When my daughter was six or seven, she began a correspondence with two fairies, Clover and Viola. These fairies were attracted to a little house she had constructed in our yard out of twigs, bark, leaves, and acorns. The house had places for the fairies to sit and eat, rest and play. It was not very structurally sound, but she figured fairies would either be handy enough to keep them up or they could use some magic if things started to go downhill quickly, as in the case of a terrible storm or a neighborhood dog who became too curious. She checked the house daily and every broken twig or moved stone showed her that it was being used regularly.

I don’t remember what started my daughter thinking about fairies, but I do remember being very excited that my daughter had this rich imaginary life that allowed her to see evidence of fairies. She was convinced some were using the little house and she wanted to find them.

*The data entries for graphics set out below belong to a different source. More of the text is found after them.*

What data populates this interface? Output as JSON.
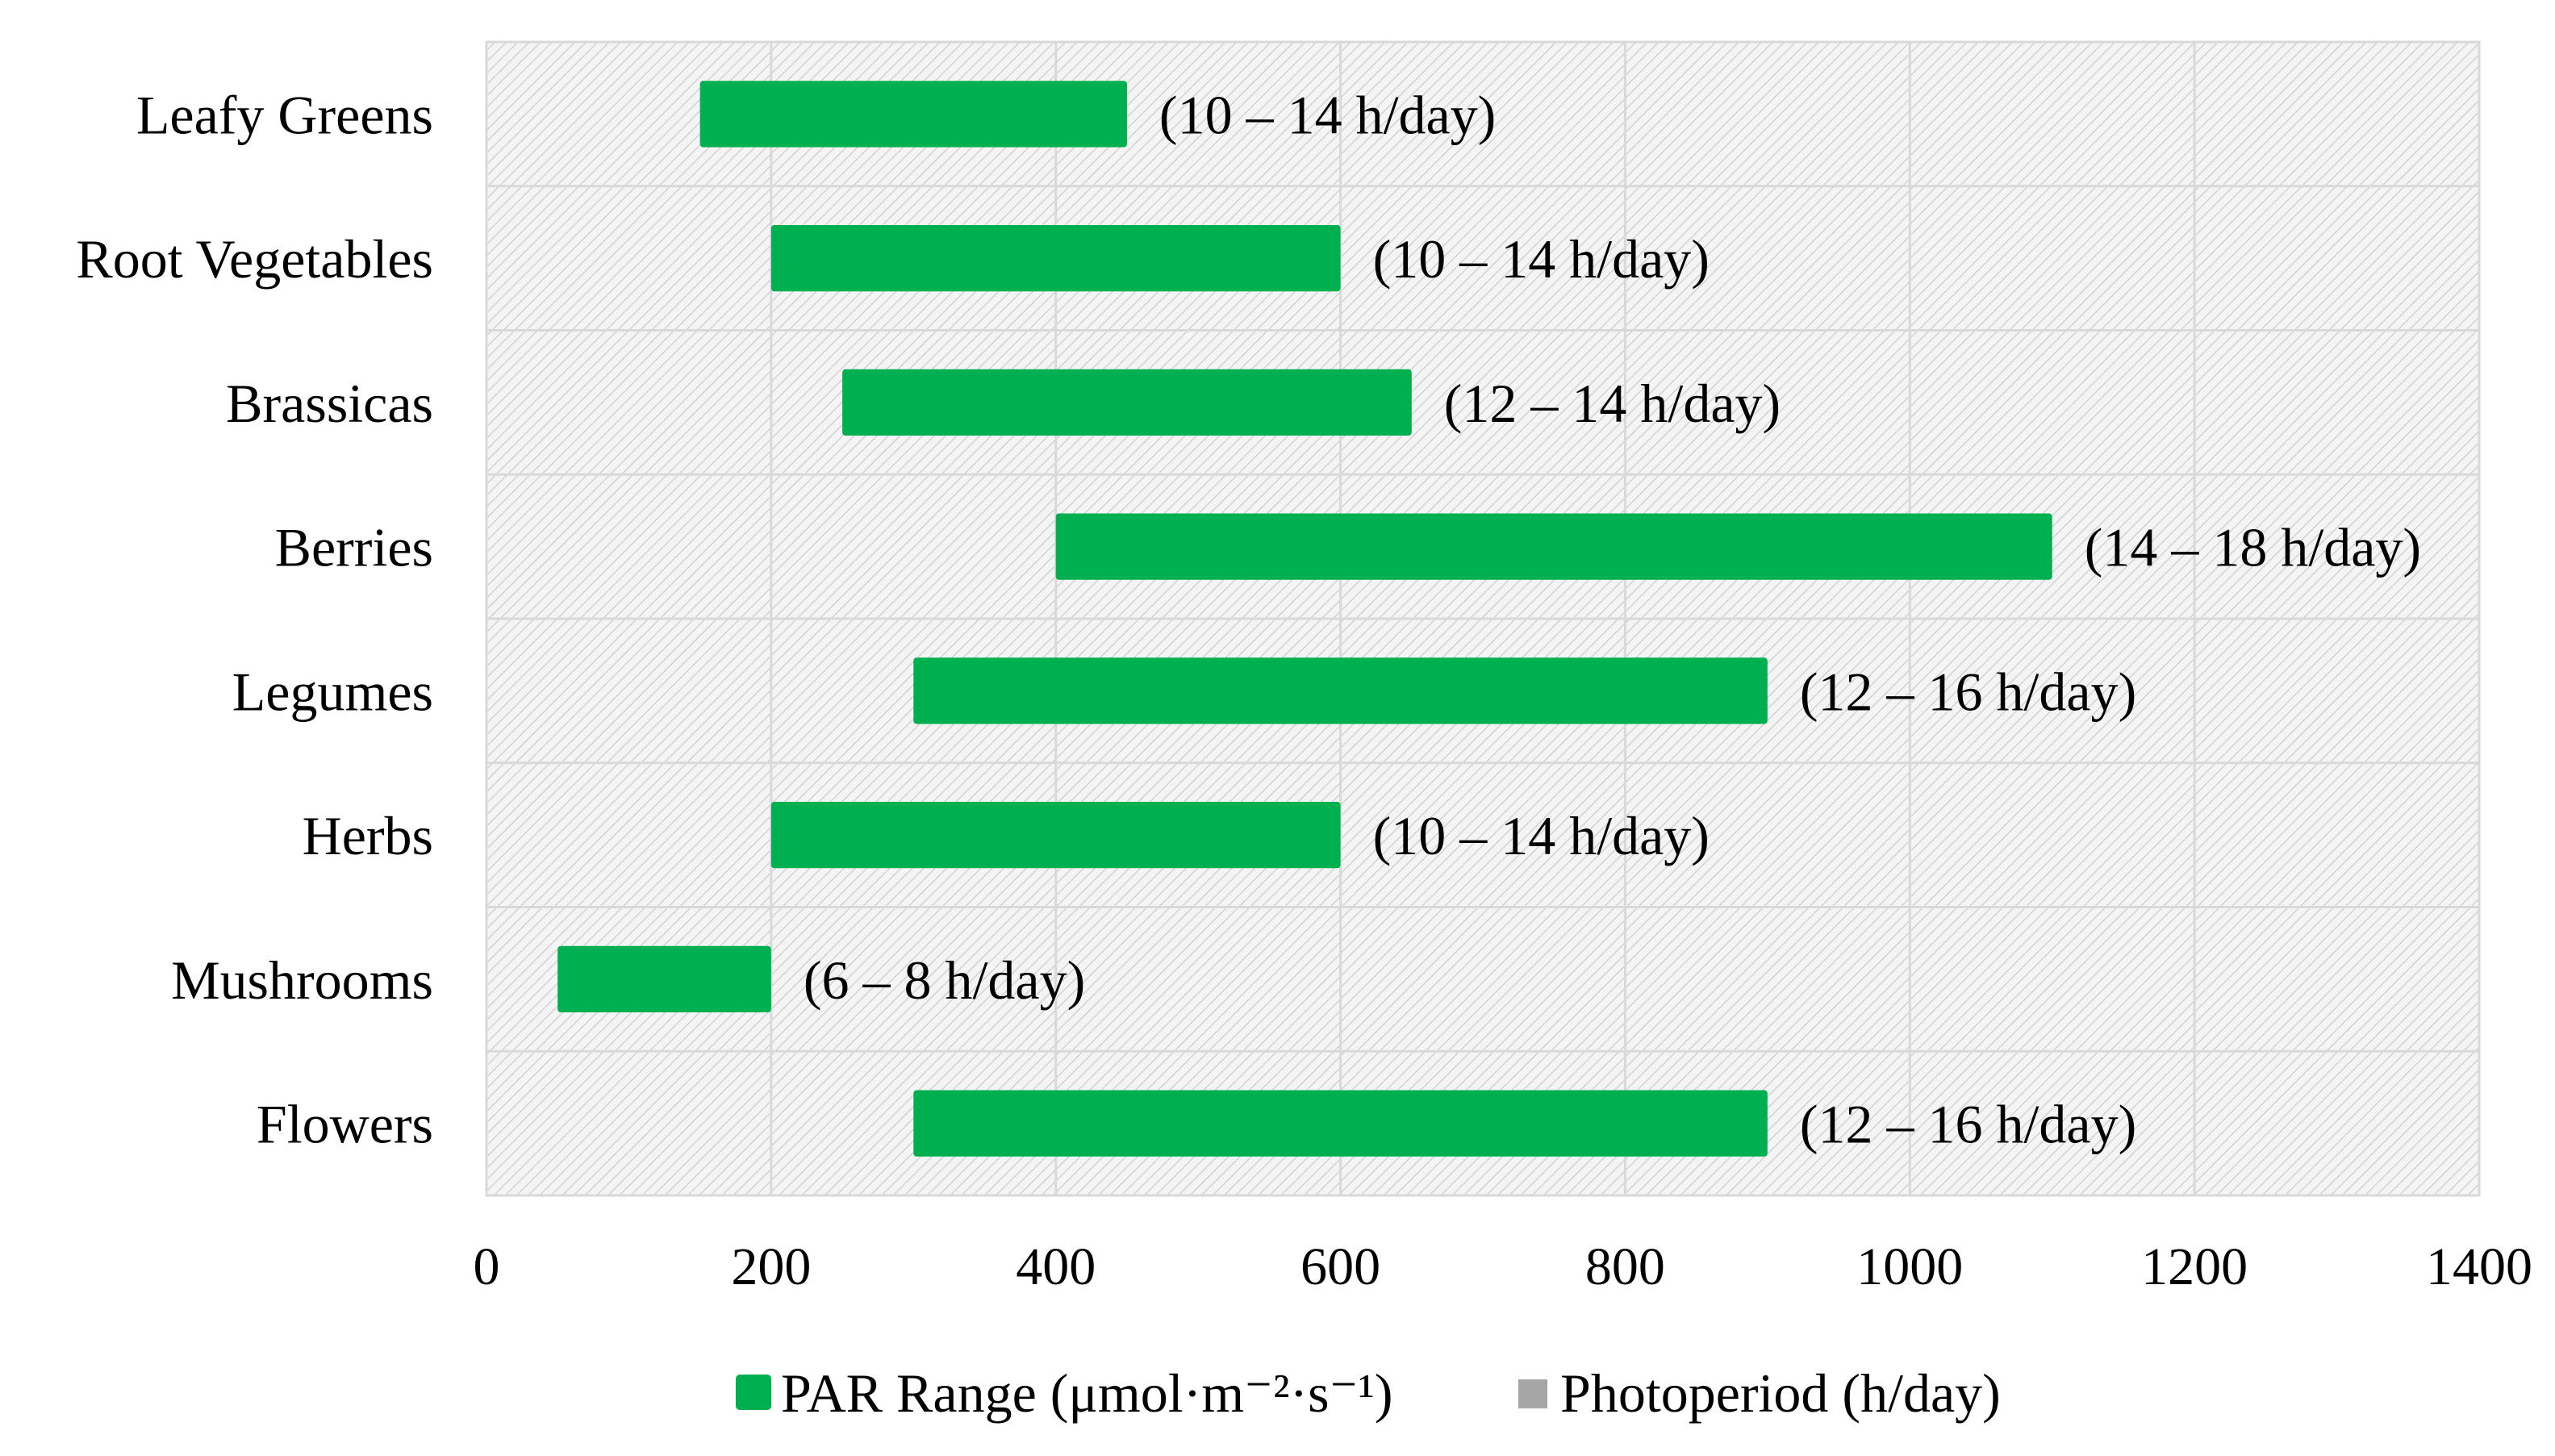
{
  "chart_data": {
    "type": "bar",
    "orientation": "horizontal",
    "stacked_range": true,
    "categories": [
      "Leafy Greens",
      "Root Vegetables",
      "Brassicas",
      "Berries",
      "Legumes",
      "Herbs",
      "Mushrooms",
      "Flowers"
    ],
    "series": [
      {
        "name": "PAR Range (μmol·m⁻²·s⁻¹)",
        "color": "#00b050",
        "start": [
          150,
          200,
          250,
          400,
          300,
          200,
          50,
          300
        ],
        "end": [
          450,
          600,
          650,
          1100,
          900,
          600,
          200,
          900
        ]
      },
      {
        "name": "Photoperiod (h/day)",
        "color": "#a6a6a6",
        "labels": [
          "(10 – 14 h/day)",
          "(10 – 14 h/day)",
          "(12 – 14 h/day)",
          "(14 – 18 h/day)",
          "(12 – 16 h/day)",
          "(10 – 14 h/day)",
          "(6 – 8 h/day)",
          "(12 – 16 h/day)"
        ]
      }
    ],
    "xlim": [
      0,
      1400
    ],
    "xticks": [
      0,
      200,
      400,
      600,
      800,
      1000,
      1200,
      1400
    ],
    "xtick_labels": [
      "0",
      "200",
      "400",
      "600",
      "800",
      "1000",
      "1200",
      "1400"
    ],
    "grid": true,
    "plot_background": "hatched light gray",
    "legend_position": "bottom"
  }
}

When she wrote a letter to “Any Fairy,” and I decided she needed to hear from some fairies, my husband was less than thrilled. He worried that she would be crushed if she discovered I was behind it. He thought it was dishonest for me to play fairy and self-indulgent to boot. He was right, but I didn’t care, I wanted my kiddo to have fairies in her life, dammit.

I kept things simple at first, some purple ink on white paper, written in a fancy, swirling print that could still be read by a first grader with no cursive experience. Then as the correspondence grew, with questions about size, hair color, etc. I drew small pictures of Clover and Viola in the margins, until eventually I was asked for some fairy dust. I bought some fancy glitter, mixed it carefully and placed into a small screw top container. I painted the lid silver and wrote my daughter’s name on top in swirly letters and slid it under her pillow with another letter.

Each time the fairies came, they left a small sprinkle of fairy dust somewhere obvious so she would know they had visited. The letters became more detailed with stories of the fairy world and stories of my daughter’s life, She asked them questions about being fairies, but also about getting along with other kids, and sticking it our through difficult things. Eventually her interest waned and the fairies were forgotten.

When she later learned, rather abruptly and publicly, about the lack of magical holiday gift bearers, she held on to fairies for a little while longer before asking me if I had been Clover, Viola, or both. I began to cry as I nodded my head. She cried too, and we held each other for a little while. She told me it was okay, and I hoped it was. I hoped it was okay that the magic in the world was what we created for one another.